Keep in mind that these are any old jobs that pay a wage which is not to be confused with good jobs or even living wage jobs much less what was once called family-supporting jobs. Economists have also recently expressed concern that Americans are becoming less mobile and willing to relocate to search for work. Not much of a surprise really. The Midwest is still hemorrhaging people, but a lot of states, particularly in the West are staying put, because they are not sure there’s anything better out there or a place they can afford to live where there are rumors of more jobs. If you’re stuck working for McDonalds, why move across the country to do so? Oh, and housing prices are going up, partially because of a shortage of what? Yes, labor!

So, how are people going to make it? How about a threshold level of guaranteed annual income? Organizing as part of the welfare rights movement in the late 60’s, this was our key national demand. $5500 or fight! For a family of four anyway. We didn’t come close to winning that number, though President Nixon proposed a floor for all welfare recipients that was categorically a guaranteed annual income program though it was called the Family Assistance Plan or as we shouted Fight the FAP! Anyway, here’s how it would have worked:

For a family of four without any other income, the FAP would provide $1,600 (2013: $10,121). But a family that did have income from employment would get a declining amount of FAP dollars until family income reached $3,920 (2013: $24,798). A family of four that had been earning $12,652 in 2013 dollars would have had its income increased through the FAP to $18,725. Ultimately, the vast majority of benefits would have gone to the “working poor,” a significant departure from then-existing programs that denied welfare benefits to those who were employed.

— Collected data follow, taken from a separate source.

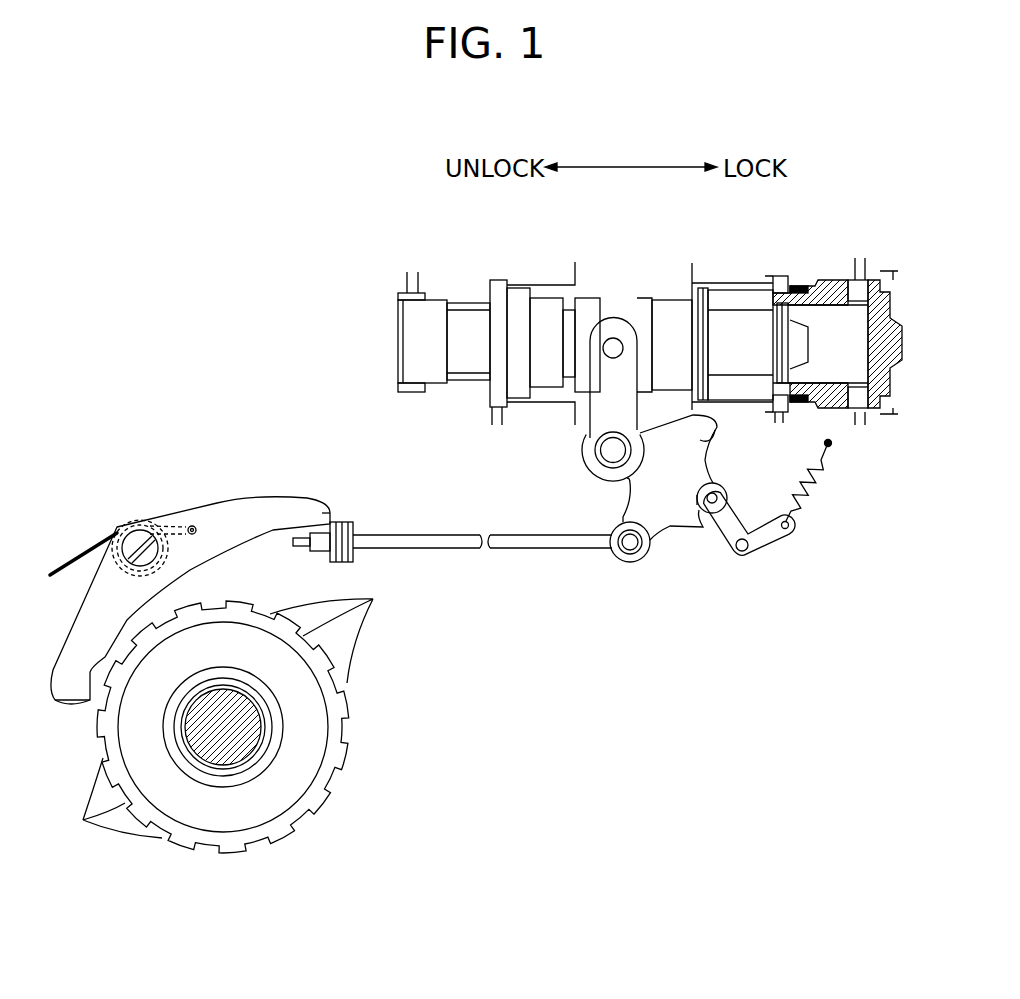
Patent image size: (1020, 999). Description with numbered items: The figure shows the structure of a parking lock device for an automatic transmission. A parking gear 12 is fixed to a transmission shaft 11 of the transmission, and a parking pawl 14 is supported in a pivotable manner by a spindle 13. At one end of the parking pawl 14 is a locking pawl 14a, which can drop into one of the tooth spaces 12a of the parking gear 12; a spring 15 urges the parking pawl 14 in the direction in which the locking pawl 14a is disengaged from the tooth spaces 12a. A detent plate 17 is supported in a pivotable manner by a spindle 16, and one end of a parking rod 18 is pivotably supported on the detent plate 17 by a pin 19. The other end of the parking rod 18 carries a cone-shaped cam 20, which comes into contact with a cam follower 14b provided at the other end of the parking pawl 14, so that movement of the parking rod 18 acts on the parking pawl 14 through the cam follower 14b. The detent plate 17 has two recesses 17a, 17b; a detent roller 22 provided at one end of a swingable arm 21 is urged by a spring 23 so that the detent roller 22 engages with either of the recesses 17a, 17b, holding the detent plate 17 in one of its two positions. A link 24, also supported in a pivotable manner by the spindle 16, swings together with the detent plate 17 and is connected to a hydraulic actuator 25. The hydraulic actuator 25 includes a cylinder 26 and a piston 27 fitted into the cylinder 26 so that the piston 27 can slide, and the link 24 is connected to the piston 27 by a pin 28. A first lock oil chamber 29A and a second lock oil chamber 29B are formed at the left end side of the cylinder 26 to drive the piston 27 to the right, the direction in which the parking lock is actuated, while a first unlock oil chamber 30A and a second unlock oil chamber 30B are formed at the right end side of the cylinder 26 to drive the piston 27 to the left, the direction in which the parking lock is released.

The transmission shaft 11 is at (248, 718).
The parking gear 12 is at (357, 700).
The tooth spaces 12a is at (360, 603).
The spindle 13 is at (140, 540).
The parking pawl 14 is at (228, 486).
The locking pawl 14a is at (90, 700).
The cam follower 14b is at (330, 520).
The spring 15 is at (72, 563).
The spindle 16 is at (612, 450).
The detent plate 17 is at (671, 534).
The recess 17a is at (697, 500).
The recess 17b is at (703, 450).
The parking rod 18 is at (440, 536).
The pin 19 is at (624, 560).
The cone-shaped cam 20 is at (338, 562).
The arm 21 is at (722, 536).
The detent roller 22 is at (728, 489).
The spring 23 is at (822, 472).
The link 24 is at (625, 400).
The hydraulic actuator 25 is at (800, 235).
The cylinder 26 is at (545, 292).
The piston 27 is at (670, 318).
The pin 28 is at (611, 337).
The first lock oil chamber 29A is at (490, 290).
The second lock oil chamber 29B is at (405, 292).
The first unlock oil chamber 30A is at (832, 318).
The second unlock oil chamber 30B is at (750, 290).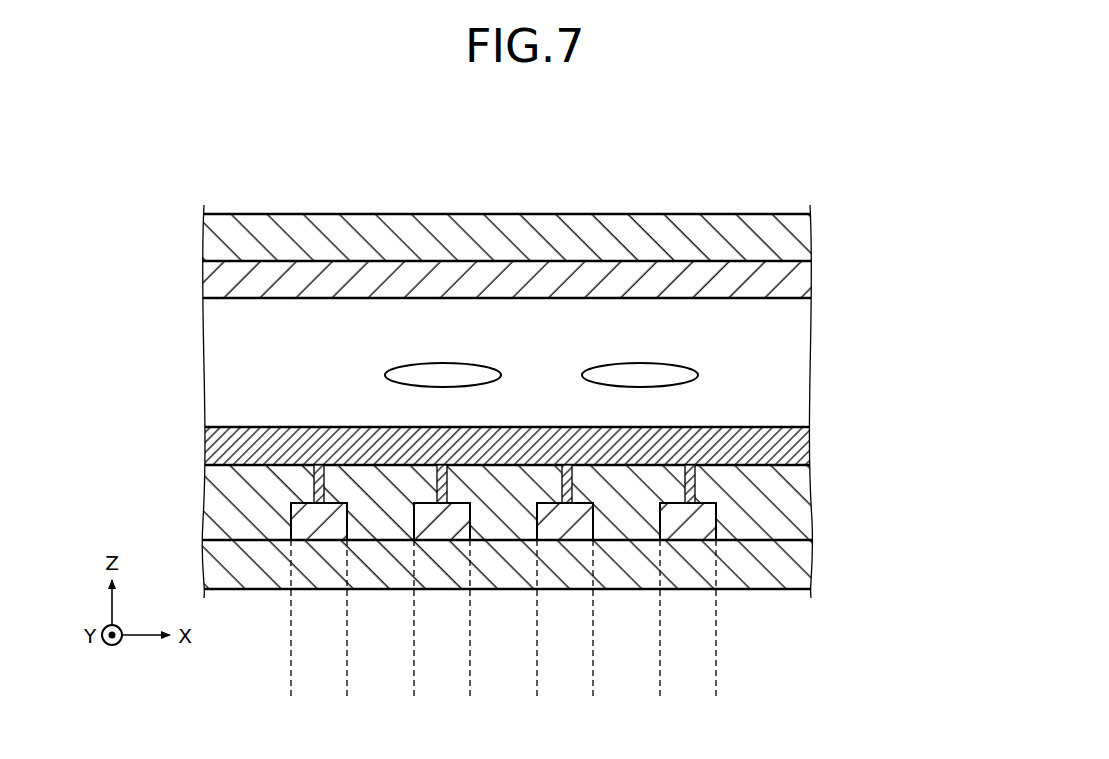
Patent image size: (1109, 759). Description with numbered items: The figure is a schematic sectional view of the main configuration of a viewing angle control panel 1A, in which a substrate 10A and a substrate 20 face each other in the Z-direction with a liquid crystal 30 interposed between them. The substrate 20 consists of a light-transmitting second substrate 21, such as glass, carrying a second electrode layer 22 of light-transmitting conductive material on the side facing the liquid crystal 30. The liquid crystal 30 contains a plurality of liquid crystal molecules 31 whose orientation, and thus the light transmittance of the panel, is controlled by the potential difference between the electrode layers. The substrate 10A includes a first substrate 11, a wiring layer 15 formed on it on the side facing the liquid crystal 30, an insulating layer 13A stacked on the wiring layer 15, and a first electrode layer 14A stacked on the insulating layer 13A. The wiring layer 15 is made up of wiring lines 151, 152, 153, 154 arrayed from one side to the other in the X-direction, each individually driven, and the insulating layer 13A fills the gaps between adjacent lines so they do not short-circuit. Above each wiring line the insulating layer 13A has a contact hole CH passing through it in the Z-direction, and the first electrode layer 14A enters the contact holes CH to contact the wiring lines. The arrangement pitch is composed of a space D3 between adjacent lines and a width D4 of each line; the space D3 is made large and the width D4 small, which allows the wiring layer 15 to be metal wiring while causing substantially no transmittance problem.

Meanwhile under the first President Clinton, welfare recipients and the notion of minimum support for families disappeared so that recipients got zapped, not Fapped, and in some cases have been reduced by some states to a maximum eligibility of only one-year and hardly $200 per month. We’ve changed in Clinton’s words “welfare as we know it” from just mean-spirited to just plain vindictive.

The Swiss just hammered a GAI proposal in a referendum by a 77 to 23% margin. A Scandinavian country is involved in a promising pilot, so all is not lost, but these programs are universal, rather than based on need or work-status. Ironically, some of the impetus behind the current interest in GAI has to do with technological displacement now that economists and others are willing to concede that technology does not guarantee added jobs, but actually shrinks job availability. Estimates by some naysayer economists say, hey, no problem, this will take a couple of decades and tech transitions to robots and the like will only eliminate 9% of US-jobs.

Hmmm. Right now there are roughly 150 million jobs so if this were today, that means losing 13.5 million jobs. Kaboom! That’s a lot of jobs to replace, and in 20 years if we have 180 million jobs, then that’s 16.2 million jobs down the drain. It’s not clear to me how conservatives are going to twist their minds and mouths to blame all of these workers for their lost jobs and lower pay at the hands of economic change?

Something is going to break. If Nixon knew it, we have to wonder why it’s not obvious to everyone already. Today might not be the time for winning the guaranteed annual income, but the numbers and the politics seem to say that the day is coming.